To be honest, I’m not paying 100% attention.  There’s a lot of cute women in this place.  And a Stephen Chow movie on the TV – Love on Delivery, which features Christy Chung, often wearing little more than a towel.

Actually, they turn the movie off halfway through.  It’s time for the boss to deliver his nightly or weekly pep talk to the staff.  All of them gather around, except the ones working on me.  Some of them take turns saying something.  Silence after each one.  Then the boss starts in.  He sounds kind of stern.  I don’t really care about the freaking pep talk, I want my Chow Sing Chi movie back!  I get them to put it back on, no sound.  I apologize to the boss, who says it’s quite okay.  He continues with his speech and concludes with applause from all the staff.

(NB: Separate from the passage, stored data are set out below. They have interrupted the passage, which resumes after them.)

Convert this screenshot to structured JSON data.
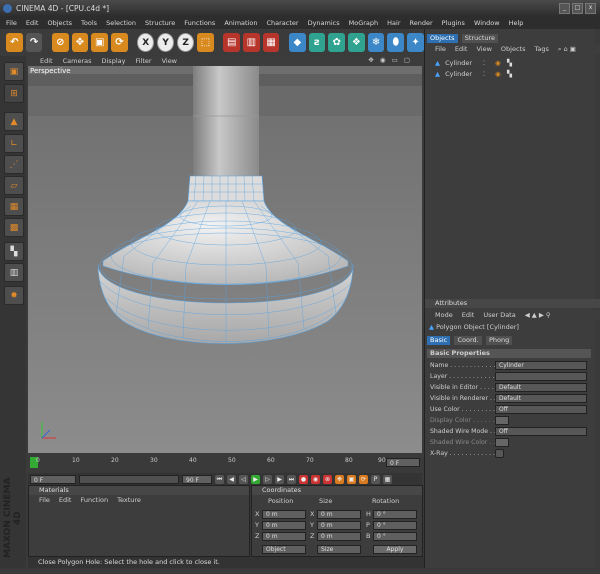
{
  "window": {
    "app": "CINEMA 4D",
    "file": "[CPU.c4d *]",
    "min": "_",
    "max": "□",
    "close": "x"
  },
  "menu": [
    "File",
    "Edit",
    "Objects",
    "Tools",
    "Selection",
    "Structure",
    "Functions",
    "Animation",
    "Character",
    "Dynamics",
    "MoGraph",
    "Hair",
    "Render",
    "Plugins",
    "Window",
    "Help"
  ],
  "toolbar": {
    "x": "X",
    "y": "Y",
    "z": "Z"
  },
  "viewport": {
    "menu": [
      "Edit",
      "Cameras",
      "Display",
      "Filter",
      "View"
    ],
    "label": "Perspective",
    "nav_icons": "✥ ◉ ▭ ▢"
  },
  "timeline": {
    "ticks": [
      "0",
      "10",
      "20",
      "30",
      "40",
      "50",
      "60",
      "70",
      "80",
      "90"
    ],
    "frame_end_label": "0 F"
  },
  "playback": {
    "start": "0 F",
    "end": "90 F"
  },
  "materials": {
    "title": "Materials",
    "menu": [
      "File",
      "Edit",
      "Function",
      "Texture"
    ]
  },
  "coordinates": {
    "title": "Coordinates",
    "cols": [
      "Position",
      "Size",
      "Rotation"
    ],
    "rows": [
      {
        "a": "X",
        "av": "0 m",
        "b": "X",
        "bv": "0 m",
        "c": "H",
        "cv": "0 °"
      },
      {
        "a": "Y",
        "av": "0 m",
        "b": "Y",
        "bv": "0 m",
        "c": "P",
        "cv": "0 °"
      },
      {
        "a": "Z",
        "av": "0 m",
        "b": "Z",
        "bv": "0 m",
        "c": "B",
        "cv": "0 °"
      }
    ],
    "mode": "Object",
    "size_mode": "Size",
    "apply": "Apply"
  },
  "status": "Close Polygon Hole: Select the hole and click to close it.",
  "maxon": "MAXON CINEMA 4D",
  "objects": {
    "tabs": [
      "Objects",
      "Structure"
    ],
    "menu": [
      "File",
      "Edit",
      "View",
      "Objects",
      "Tags"
    ],
    "items": [
      "Cylinder",
      "Cylinder"
    ]
  },
  "attributes": {
    "title": "Attributes",
    "menu": [
      "Mode",
      "Edit",
      "User Data"
    ],
    "object": "Polygon Object [Cylinder]",
    "tabs": [
      "Basic",
      "Coord.",
      "Phong"
    ],
    "section": "Basic Properties",
    "rows": [
      {
        "label": "Name . . . . . . . . . . . .",
        "value": "Cylinder"
      },
      {
        "label": "Layer . . . . . . . . . . . .",
        "value": ""
      },
      {
        "label": "Visible in Editor . . . .",
        "value": "Default"
      },
      {
        "label": "Visible in Renderer . .",
        "value": "Default"
      },
      {
        "label": "Use Color . . . . . . . . .",
        "value": "Off"
      },
      {
        "label": "Display Color . . . . . . .",
        "value": ""
      },
      {
        "label": "Shaded Wire Mode . . .",
        "value": "Off"
      },
      {
        "label": "Shaded Wire Color . . .",
        "value": ""
      },
      {
        "label": "X-Ray . . . . . . . . . . . .",
        "value": ""
      }
    ]
  }
}
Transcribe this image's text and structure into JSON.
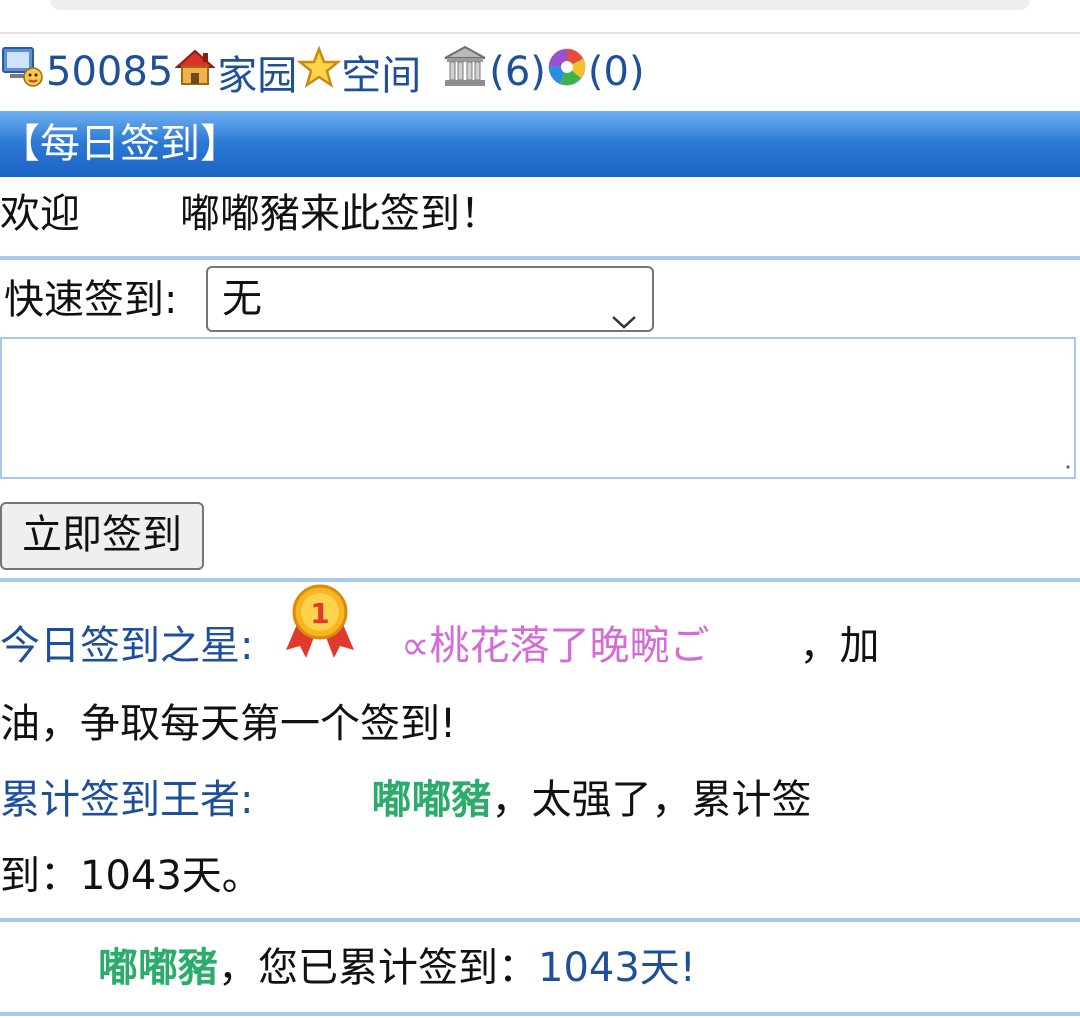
{
  "topbar": {
    "user_id": "50085",
    "home_label": "家园",
    "space_label": "空间",
    "bank_count": "(6)",
    "album_count": "(0)"
  },
  "section": {
    "title": "【每日签到】"
  },
  "welcome": {
    "prefix": "欢迎",
    "username": "嘟嘟豬",
    "suffix": "来此签到！"
  },
  "form": {
    "quick_label": "快速签到:",
    "select_value": "无",
    "textarea_value": "",
    "submit_label": "立即签到"
  },
  "stats": {
    "star_label": "今日签到之星:",
    "star_name": "∝桃花落了晚畹ご",
    "star_sep": "，加",
    "star_line2": "油，争取每天第一个签到!",
    "king_label": "累计签到王者:",
    "king_name": "嘟嘟豬",
    "king_text": "，太强了，累计签",
    "king_line2": "到：1043天。"
  },
  "summary": {
    "name": "嘟嘟豬",
    "text": "，您已累计签到：",
    "days": "1043天!"
  },
  "colors": {
    "link_blue": "#1d4f9a",
    "header_blue": "#2c79d5",
    "pink_name": "#d46bd6",
    "green_name": "#2bac6a",
    "separator": "#a9c9ec"
  },
  "icons": [
    "pc-user-icon",
    "home-icon",
    "star-icon",
    "bank-icon",
    "album-icon",
    "gold-medal-icon",
    "chevron-down-icon",
    "resize-grip-icon"
  ]
}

Then I find out that the price that my guy quoted, that I thought covered 4 or 5 of these things … that was the price for each of them.  Times 20, it was a damned hefty sum.  (No, don’t ask, I don’t feel like telling.)  More than I can comfortably afford.

Now they’re giving me care instructions – how long I should keep the band-aids on, when it’s safe to wash my feet again, a discount card that once I get 5 $30 foot massages, I get the 6th for free.  And one of the women there holds a mirror up to my face and starts pointing to certain blemishes and spots and suggesting that she should go to work and remove them for me.

What was I gonna do at that point?  Try to walk out of a place that had 20 employees, at least half of them male, mostly half my age and presumably stronger than me?  Call the cops, who wouldn’t speak English and I don’t have enough Mandarin or Cantonese to really explain what’s going on?  And to be fair, for all I know, the guy was telling the truth and I really did need this.

But I don’t feel good about it at all.

I headed back to HK.  For what it’s worth, my back and my legs were feeling significantly better on the trip back than on the trip up – perhaps only because my wallet was so much lighter.

Like I said up top, no need to leave a comment telling me I’m an idiot.  If you wanna leave a comment along the lines of, “No, that guy was probably right, you weren’t scammed,” that might help.

Anyway, I’m happy with the jacket, happy with my meal, got a couple of things for my gf for Xmas that I think she’ll like.  So, that’s that.